Yao Baicheng, Wu Yu, Wang Zegao, Cheng Yang, Rao Yunjiang, Gong Yuan, Chen Yuanfu, Li Yanrong
Opt Express. 2013 Dec 2;21(24):29818-26. doi: 10.1364/OE.21.029818.
The complex refractive index (CRI) of graphene waveguide (GW) is of great importance for modeling and developing graphene-based photonic or optoelectronic devices. In this paper, the CRI of the GW is investigated theoretically and experimentally, it is found that the CRI of the GW will modulate the intensity and phase of transmitting light. The phase alterations are obtained spectrally by a Microfiber-based Mach-Zehnder interferometer (MMZI), experimental results demonstrate that the CRIs of the GW vary from 2.91-i13.92 to 3.81-i14.64 for transmitting wavelengths ranging from 1510 to 1590 nm. This method cannot only be used to determine the CRI of the GW optically and provide one of the fundamental parameters for designing graphene-based optic devices for communication and sensing applications, but also is adoptable in graphene-based transformation optics for determination of the CRI of the GW at other wavelengths.

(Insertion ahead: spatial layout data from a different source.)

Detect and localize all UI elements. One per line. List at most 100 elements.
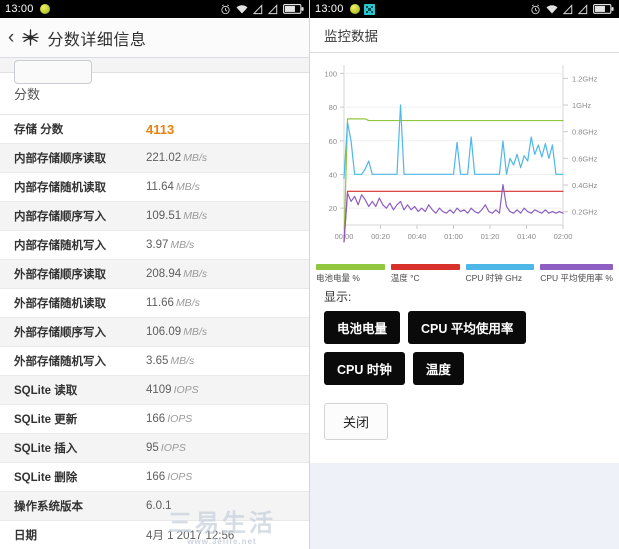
back-icon[interactable]: ‹ xyxy=(8,28,14,47)
legend-label: 温度 °C xyxy=(390,273,420,283)
row-unit: IOPS xyxy=(167,471,193,483)
svg-text:01:20: 01:20 xyxy=(481,232,500,241)
status-clock: 13:00 xyxy=(5,3,34,15)
battery-icon xyxy=(593,4,614,14)
battery-icon xyxy=(283,4,304,14)
legend-swatch xyxy=(390,264,460,270)
series-toggle-button[interactable]: CPU 时钟 xyxy=(324,352,405,385)
table-row: 操作系统版本 6.0.1 xyxy=(0,492,309,521)
row-label: 内部存储随机写入 xyxy=(14,240,106,252)
series-toggle-button[interactable]: 温度 xyxy=(412,352,464,385)
legend-swatch xyxy=(465,264,535,270)
row-label: SQLite 删除 xyxy=(14,472,78,484)
svg-text:01:00: 01:00 xyxy=(444,232,463,241)
table-row: 外部存储顺序读取 208.94 MB/s xyxy=(0,260,309,289)
wifi-icon xyxy=(546,4,558,14)
sim2-signal-icon xyxy=(578,3,588,14)
series-toggle-button[interactable]: 电池电量 xyxy=(324,311,401,344)
monitor-chart: 20 40 60 80 100 0.2GHz 0.4GHz 0.6GHz 0.8GHz 1GHz 1… xyxy=(310,53,619,283)
row-label: 外部存储随机写入 xyxy=(14,356,106,368)
svg-text:20: 20 xyxy=(329,204,337,213)
table-row: 外部存储随机写入 3.65 MB/s xyxy=(0,347,309,376)
row-value: 221.02 MB/s xyxy=(146,152,208,164)
row-value: 3.97 MB/s xyxy=(146,239,195,251)
dual-screenshot: 13:00 ‹ 分数详细信息 分数 存储 分数 4113 内部存储顺序读取 22… xyxy=(0,0,619,549)
tab-chip-partial[interactable] xyxy=(14,60,92,84)
row-unit: MB/s xyxy=(175,181,200,193)
dialog-title: 监控数据 xyxy=(324,29,378,44)
sim1-signal-icon xyxy=(563,3,573,14)
svg-text:1GHz: 1GHz xyxy=(572,101,591,110)
table-row: 内部存储随机读取 11.64 MB/s xyxy=(0,173,309,202)
dialog-title-bar: 监控数据 xyxy=(310,18,619,53)
row-label: 存储 分数 xyxy=(14,124,64,136)
row-unit: IOPS xyxy=(173,384,199,396)
legend-label: CPU 平均使用率 % xyxy=(540,273,613,283)
row-label: SQLite 插入 xyxy=(14,443,78,455)
row-unit: IOPS xyxy=(167,413,193,425)
row-label: 内部存储顺序写入 xyxy=(14,211,106,223)
status-system-icons xyxy=(530,3,614,15)
row-unit: MB/s xyxy=(183,268,208,280)
svg-text:0.6GHz: 0.6GHz xyxy=(572,154,598,163)
row-label: 外部存储随机读取 xyxy=(14,298,106,310)
table-row: 存储 分数 4113 xyxy=(0,115,309,144)
legend-item: 电池电量 % xyxy=(316,264,385,284)
svg-text:100: 100 xyxy=(324,69,337,78)
svg-text:0.2GHz: 0.2GHz xyxy=(572,208,598,217)
green-dot-icon xyxy=(349,4,360,14)
close-button[interactable]: 关闭 xyxy=(324,403,389,440)
monitor-chart-svg: 20 40 60 80 100 0.2GHz 0.4GHz 0.6GHz 0.8GHz 1GHz 1… xyxy=(324,65,598,243)
row-label: 外部存储顺序写入 xyxy=(14,327,106,339)
svg-text:00:20: 00:20 xyxy=(371,232,390,241)
alarm-icon xyxy=(531,4,540,14)
table-row: SQLite 插入 95 IOPS xyxy=(0,434,309,463)
row-label: SQLite 更新 xyxy=(14,414,78,426)
row-value: 4月 1 2017 12:56 xyxy=(146,530,235,542)
row-value: 109.51 MB/s xyxy=(146,210,208,222)
teal-app-icon xyxy=(363,3,375,15)
svg-text:0.4GHz: 0.4GHz xyxy=(572,181,598,190)
tab-strip xyxy=(0,58,309,84)
row-unit: MB/s xyxy=(183,152,208,164)
row-label: 内部存储顺序读取 xyxy=(14,153,106,165)
left-pane-storage-score: 13:00 ‹ 分数详细信息 分数 存储 分数 4113 内部存储顺序读取 22… xyxy=(0,0,310,549)
row-value: 4113 xyxy=(146,121,175,137)
table-row: SQLite 更新 166 IOPS xyxy=(0,405,309,434)
row-value: 106.09 MB/s xyxy=(146,326,208,338)
sim1-signal-icon xyxy=(253,3,263,14)
legend-swatch xyxy=(316,264,385,270)
series-toggle-button[interactable]: CPU 平均使用率 xyxy=(408,311,527,344)
row-value: 6.0.1 xyxy=(146,500,172,512)
table-row: 外部存储顺序写入 106.09 MB/s xyxy=(0,318,309,347)
table-row: 日期 4月 1 2017 12:56 xyxy=(0,521,309,549)
svg-text:60: 60 xyxy=(329,137,337,146)
status-notification-icons xyxy=(39,4,50,14)
row-label: 日期 xyxy=(14,530,37,542)
legend-item: CPU 平均使用率 % xyxy=(540,264,613,284)
status-notification-icons xyxy=(349,3,375,15)
svg-text:40: 40 xyxy=(329,170,337,179)
row-value: 166 IOPS xyxy=(146,471,193,483)
row-unit: MB/s xyxy=(170,239,195,251)
dialog-backdrop-bottom xyxy=(310,463,619,549)
legend-label: CPU 时钟 GHz xyxy=(465,273,523,283)
row-value: 166 IOPS xyxy=(146,413,193,425)
row-unit: MB/s xyxy=(170,355,195,367)
table-row: 外部存储随机读取 11.66 MB/s xyxy=(0,289,309,318)
snowflake-icon xyxy=(22,29,40,46)
svg-text:80: 80 xyxy=(329,103,337,112)
row-label: 操作系统版本 xyxy=(14,501,83,513)
row-label: 内部存储随机读取 xyxy=(14,182,106,194)
row-value: 208.94 MB/s xyxy=(146,268,208,280)
legend-item: CPU 时钟 GHz xyxy=(465,264,535,284)
svg-text:00:40: 00:40 xyxy=(408,232,427,241)
table-row: SQLite 删除 166 IOPS xyxy=(0,463,309,492)
row-label: 外部存储顺序读取 xyxy=(14,269,106,281)
legend-item: 温度 °C xyxy=(390,264,460,284)
app-header: ‹ 分数详细信息 xyxy=(0,18,309,58)
svg-text:01:40: 01:40 xyxy=(517,232,536,241)
row-value: 4109 IOPS xyxy=(146,384,199,396)
section-header-label: 分数 xyxy=(14,87,41,102)
score-detail-list: 存储 分数 4113 内部存储顺序读取 221.02 MB/s 内部存储随机读取 11.64… xyxy=(0,115,309,549)
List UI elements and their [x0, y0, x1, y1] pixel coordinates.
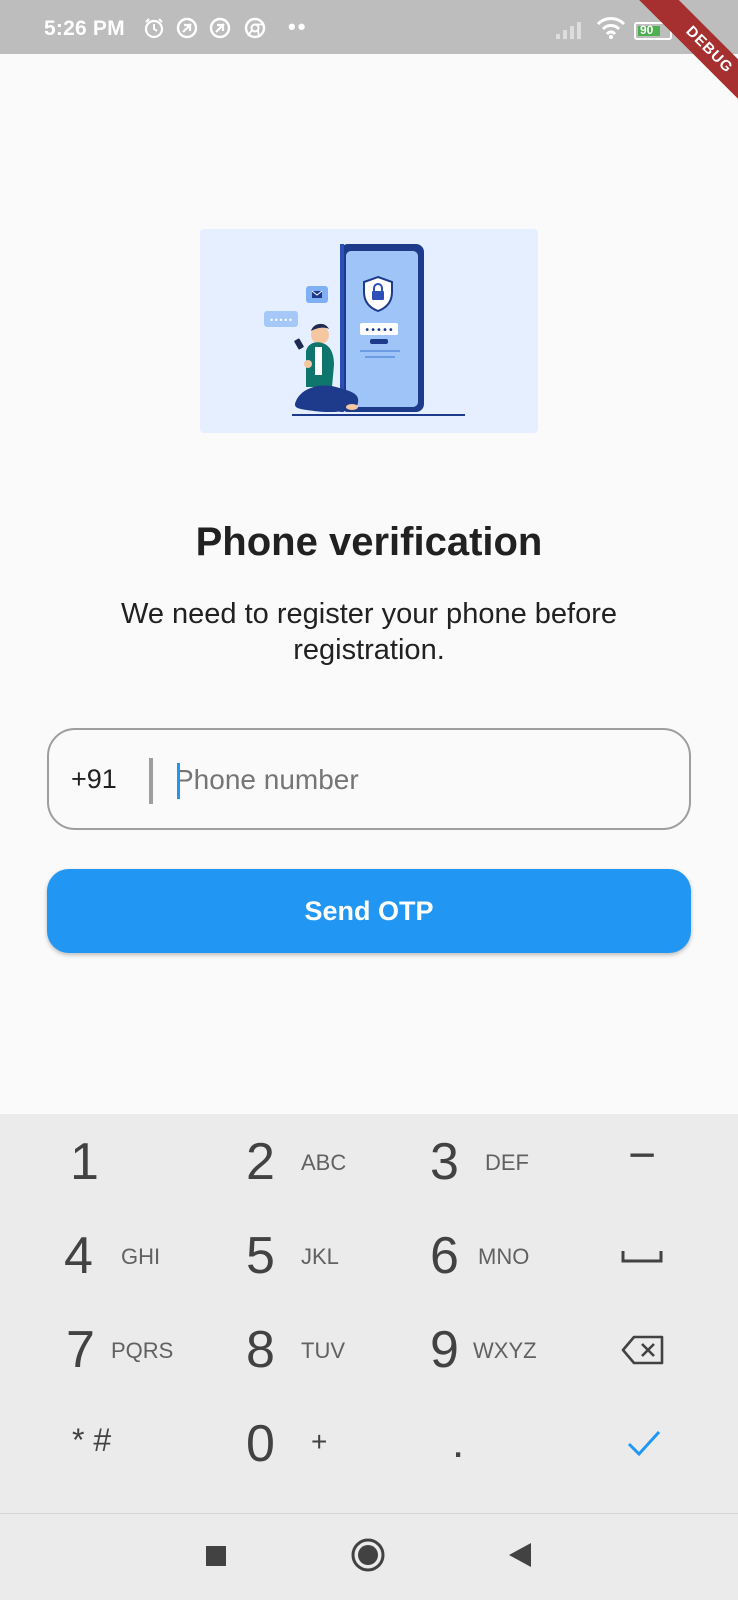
signal-icon	[556, 22, 581, 39]
key-star-hash[interactable]: * #	[30, 1396, 200, 1490]
key-4[interactable]: 4 GHI	[30, 1208, 200, 1302]
key-letters: PQRS	[111, 1338, 174, 1363]
key-dot[interactable]: .	[390, 1396, 560, 1490]
key-letters: MNO	[478, 1244, 530, 1269]
status-time: 5:26 PM	[44, 17, 125, 40]
page-title: Phone verification	[195, 520, 543, 564]
key-digit: 6	[430, 1227, 459, 1285]
phone-verification-illustration: ••••• •••••	[200, 229, 538, 433]
key-digit: 3	[430, 1133, 459, 1191]
key-space[interactable]	[580, 1208, 710, 1302]
text-cursor	[177, 763, 180, 799]
key-backspace[interactable]	[580, 1302, 710, 1396]
battery-level: 90	[640, 23, 654, 37]
country-code[interactable]: +91	[71, 764, 117, 795]
backspace-icon	[621, 1335, 664, 1365]
key-letters: WXYZ	[473, 1338, 537, 1363]
key-symbol: * #	[72, 1422, 112, 1458]
back-icon[interactable]	[507, 1541, 533, 1569]
key-symbol: −	[628, 1129, 657, 1182]
key-symbol: .	[452, 1418, 465, 1467]
space-icon	[621, 1251, 663, 1263]
key-digit: 4	[64, 1227, 93, 1285]
key-letters: DEF	[485, 1150, 529, 1175]
bubble-dots: •••••	[269, 316, 293, 325]
checkmark-icon	[627, 1430, 661, 1457]
more-dots-icon: ••	[288, 14, 308, 39]
key-done[interactable]	[580, 1396, 710, 1490]
key-5[interactable]: 5 JKL	[210, 1208, 380, 1302]
key-letters: GHI	[121, 1244, 161, 1269]
key-1[interactable]: 1	[30, 1114, 200, 1208]
key-8[interactable]: 8 TUV	[210, 1302, 380, 1396]
wifi-icon	[596, 17, 626, 39]
key-digit: 7	[66, 1321, 95, 1379]
key-digit: 8	[246, 1321, 275, 1379]
chrome-icon	[244, 17, 266, 39]
send-otp-button[interactable]: Send OTP	[47, 869, 691, 953]
key-7[interactable]: 7 PQRS	[30, 1302, 200, 1396]
system-navigation-bar	[0, 1513, 738, 1600]
key-0[interactable]: 0 +	[210, 1396, 380, 1490]
key-minus[interactable]: −	[580, 1114, 710, 1208]
key-digit: 9	[430, 1321, 459, 1379]
page-subtitle: We need to register your phone before re…	[120, 598, 617, 666]
key-digit: 5	[246, 1227, 275, 1285]
key-digit: 0	[246, 1415, 275, 1473]
status-bar: 5:26 PM •• 90	[0, 0, 738, 54]
alarm-icon	[144, 18, 164, 39]
key-letters: JKL	[301, 1244, 339, 1269]
password-dots: •••••	[364, 325, 394, 336]
key-6[interactable]: 6 MNO	[390, 1208, 560, 1302]
phone-number-field[interactable]: +91	[47, 728, 691, 830]
phone-number-input[interactable]	[175, 758, 655, 802]
home-icon[interactable]	[350, 1537, 386, 1573]
notification-icon	[176, 17, 198, 39]
numeric-keyboard: 1 2 ABC 3 DEF − 4 GHI 5 JKL 6 MNO 7 PQRS…	[0, 1114, 738, 1513]
key-3[interactable]: 3 DEF	[390, 1114, 560, 1208]
key-9[interactable]: 9 WXYZ	[390, 1302, 560, 1396]
key-letters: TUV	[301, 1338, 345, 1363]
key-digit: 1	[70, 1133, 99, 1191]
field-divider	[149, 758, 153, 804]
notification-icon	[209, 17, 231, 39]
key-letters: +	[311, 1426, 328, 1457]
recents-icon[interactable]	[204, 1544, 228, 1568]
key-letters: ABC	[301, 1150, 347, 1175]
key-digit: 2	[246, 1133, 275, 1191]
key-2[interactable]: 2 ABC	[210, 1114, 380, 1208]
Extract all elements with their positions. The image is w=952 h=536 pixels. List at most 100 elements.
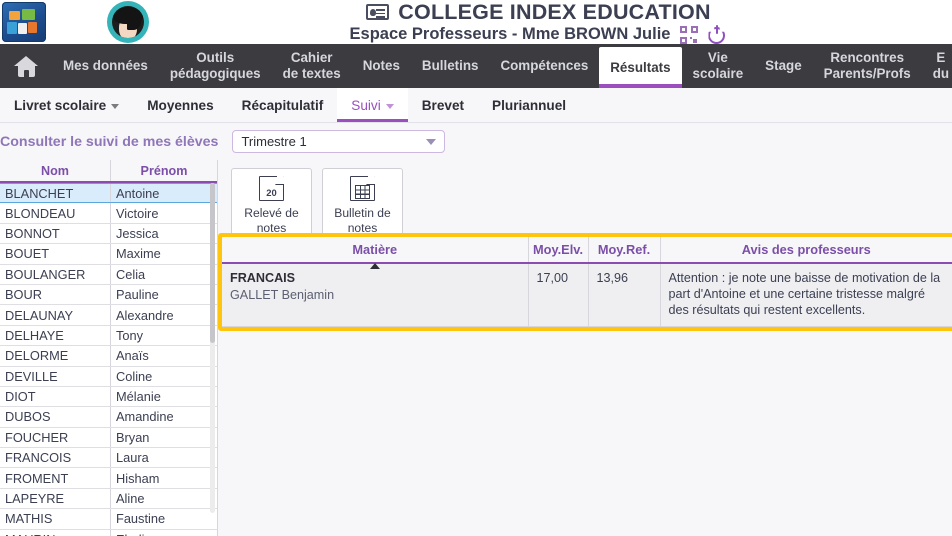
student-nom: BOUET bbox=[0, 244, 111, 264]
student-row[interactable]: BONNOT Jessica bbox=[0, 223, 217, 245]
student-row[interactable]: DELORME Anaïs bbox=[0, 346, 217, 367]
column-header-moy-ref[interactable]: Moy.Ref. bbox=[588, 237, 661, 264]
student-nom: BLONDEAU bbox=[0, 203, 111, 223]
student-prenom: Laura bbox=[116, 450, 149, 466]
student-row[interactable]: LAPEYRE Aline bbox=[0, 488, 217, 510]
user-avatar[interactable] bbox=[105, 1, 151, 43]
student-prenom: Alexandre bbox=[116, 307, 174, 323]
student-row[interactable]: FRANCOIS Laura bbox=[0, 448, 217, 469]
qr-code-icon[interactable] bbox=[680, 25, 699, 44]
subnav-recapitulatif[interactable]: Récapitulatif bbox=[228, 88, 338, 122]
index-education-logo bbox=[2, 2, 46, 42]
grade-badge: 20 bbox=[266, 187, 277, 198]
sort-ascending-icon bbox=[369, 263, 380, 269]
student-nom: MATHIS bbox=[0, 509, 111, 529]
student-row[interactable]: DELHAYE Tony bbox=[0, 325, 217, 347]
nav-tab-resultats[interactable]: Résultats bbox=[599, 47, 682, 88]
student-prenom: Jessica bbox=[116, 225, 159, 241]
content-area: Nom Prénom BLANCHET Antoine BLONDEAU Victoi… bbox=[0, 160, 952, 536]
column-header-moy-elv[interactable]: Moy.Elv. bbox=[528, 237, 589, 264]
results-table-body: FRANCAIS GALLET Benjamin 17,00 13,96 Attenti… bbox=[222, 263, 952, 328]
student-row[interactable]: FOUCHER Bryan bbox=[0, 427, 217, 449]
sub-navigation: Livret scolaire Moyennes Récapitulatif S… bbox=[0, 88, 952, 123]
student-nom: FOUCHER bbox=[0, 427, 111, 448]
avis-text: Attention : je note une baisse de motiva… bbox=[660, 263, 952, 328]
student-row[interactable]: BLANCHET Antoine bbox=[0, 183, 217, 204]
nav-tab-cahier-de-textes[interactable]: Cahier de textes bbox=[272, 44, 352, 88]
subnav-label: Livret scolaire bbox=[14, 97, 107, 113]
student-prenom: Antoine bbox=[116, 185, 160, 201]
student-nom: FRANCOIS bbox=[0, 448, 111, 468]
student-prenom: Bryan bbox=[116, 429, 150, 445]
student-row[interactable]: BLONDEAU Victoire bbox=[0, 203, 217, 224]
student-prenom: Pauline bbox=[116, 287, 159, 303]
student-nom: DIOT bbox=[0, 386, 111, 407]
results-table: Matière Moy.Elv. Moy.Ref. Avis des profe… bbox=[222, 237, 952, 328]
results-table-highlight: Matière Moy.Elv. Moy.Ref. Avis des profe… bbox=[218, 233, 952, 332]
student-row[interactable]: BOUR Pauline bbox=[0, 284, 217, 306]
subnav-label: Suivi bbox=[351, 97, 381, 113]
nav-tab-emploi-du-temps[interactable]: E du bbox=[922, 44, 952, 88]
chevron-down-icon bbox=[385, 103, 394, 109]
student-row[interactable]: DEVILLE Coline bbox=[0, 366, 217, 387]
student-list-rows: BLANCHET Antoine BLONDEAU Victoire BONNOT Jes… bbox=[0, 183, 217, 536]
student-prenom: Coline bbox=[116, 368, 153, 384]
results-subject-cell: FRANCAIS GALLET Benjamin bbox=[222, 263, 529, 328]
column-header-matiere[interactable]: Matière bbox=[222, 237, 529, 269]
subnav-suivi[interactable]: Suivi bbox=[337, 88, 409, 122]
student-nom: DELAUNAY bbox=[0, 305, 111, 325]
nav-tab-competences[interactable]: Compétences bbox=[489, 44, 599, 88]
student-nom: DUBOS bbox=[0, 407, 111, 427]
bulletin-de-notes-button[interactable]: Bulletin de notes bbox=[322, 168, 403, 236]
period-select[interactable]: Trimestre 1 bbox=[232, 130, 446, 153]
student-row[interactable]: MAURINElodie bbox=[0, 529, 217, 536]
nav-tab-stage[interactable]: Stage bbox=[754, 44, 812, 88]
nav-tab-notes[interactable]: Notes bbox=[352, 44, 411, 88]
moy-ref-value: 13,96 bbox=[588, 263, 661, 328]
student-nom: BOULANGER bbox=[0, 264, 111, 284]
header-title-block: COLLEGE INDEX EDUCATION Espace Professeu… bbox=[151, 0, 952, 45]
nav-home-button[interactable] bbox=[0, 44, 52, 88]
nav-tab-bulletins[interactable]: Bulletins bbox=[411, 44, 490, 88]
column-header-label: Matière bbox=[352, 242, 398, 257]
id-card-icon bbox=[366, 4, 390, 20]
student-nom: BOUR bbox=[0, 284, 111, 305]
subnav-pluriannuel[interactable]: Pluriannuel bbox=[478, 88, 580, 122]
student-row[interactable]: BOULANGER Celia bbox=[0, 264, 217, 285]
subnav-livret-scolaire[interactable]: Livret scolaire bbox=[0, 88, 133, 122]
results-row[interactable]: FRANCAIS GALLET Benjamin 17,00 13,96 Attenti… bbox=[222, 263, 952, 328]
student-row[interactable]: FROMENT Hisham bbox=[0, 468, 217, 489]
column-header-avis[interactable]: Avis des professeurs bbox=[660, 237, 952, 264]
nav-tab-outils-pedagogiques[interactable]: Outils pédagogiques bbox=[159, 44, 272, 88]
releve-de-notes-label: Relevé de notes bbox=[244, 206, 299, 235]
student-list-scrollbar[interactable] bbox=[210, 183, 215, 513]
main-navigation: Mes données Outils pédagogiques Cahier d… bbox=[0, 44, 952, 88]
bulletin-de-notes-label: Bulletin de notes bbox=[334, 206, 391, 235]
chevron-down-icon bbox=[111, 103, 120, 109]
releve-de-notes-button[interactable]: 20 Relevé de notes bbox=[231, 168, 312, 236]
filter-bar: Consulter le suivi de mes élèves Trimest… bbox=[0, 123, 952, 160]
student-nom: FROMENT bbox=[0, 468, 111, 488]
student-row[interactable]: MATHIS Faustine bbox=[0, 509, 217, 530]
column-header-prenom[interactable]: Prénom bbox=[111, 160, 217, 181]
student-prenom: Tony bbox=[116, 327, 144, 343]
student-row[interactable]: DUBOS Amandine bbox=[0, 407, 217, 428]
tool-buttons: 20 Relevé de notes Bulletin de notes bbox=[218, 160, 952, 236]
student-prenom: Aline bbox=[116, 491, 145, 507]
student-row[interactable]: DIOT Mélanie bbox=[0, 386, 217, 408]
student-row[interactable]: BOUET Maxime bbox=[0, 244, 217, 265]
home-icon bbox=[14, 55, 38, 77]
document-grade-icon: 20 bbox=[259, 175, 285, 202]
teacher-name: GALLET Benjamin bbox=[230, 288, 335, 303]
nav-tab-mes-donnees[interactable]: Mes données bbox=[52, 44, 159, 88]
subnav-brevet[interactable]: Brevet bbox=[408, 88, 478, 122]
student-prenom: Maxime bbox=[116, 246, 161, 262]
student-row[interactable]: DELAUNAY Alexandre bbox=[0, 305, 217, 326]
student-list-panel: Nom Prénom BLANCHET Antoine BLONDEAU Victoi… bbox=[0, 160, 218, 536]
nav-tab-vie-scolaire[interactable]: Vie scolaire bbox=[682, 44, 755, 88]
subnav-moyennes[interactable]: Moyennes bbox=[133, 88, 227, 122]
nav-tab-rencontres-parents-profs[interactable]: Rencontres Parents/Profs bbox=[813, 44, 922, 88]
page-title: COLLEGE INDEX EDUCATION bbox=[398, 0, 711, 24]
power-off-icon[interactable] bbox=[708, 25, 727, 45]
column-header-nom[interactable]: Nom bbox=[0, 160, 111, 181]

石墨烯波导(GW)的复折射率(CRI)对于基于石墨烯的光子或光电器件的建模和开发至关重要。本文对GW的CRI进行了理论和实验研究,发现GW的CRI会调制传输光的强度和相位。通过基于微光纤的马赫-曾德尔干涉仪(MMZI)在光谱上获得相位变化,实验结果表明,对于1510至1590nm的传输波长,GW的CRI从2.91 - i13.92变化到3.81 - i14.64。该方法不仅可用于光学确定GW的CRI,并为设计用于通信和传感应用的基于石墨烯的光学器件提供基本参数之一,还可用于基于石墨烯的变换光学中以确定GW在其他波长下的CRI。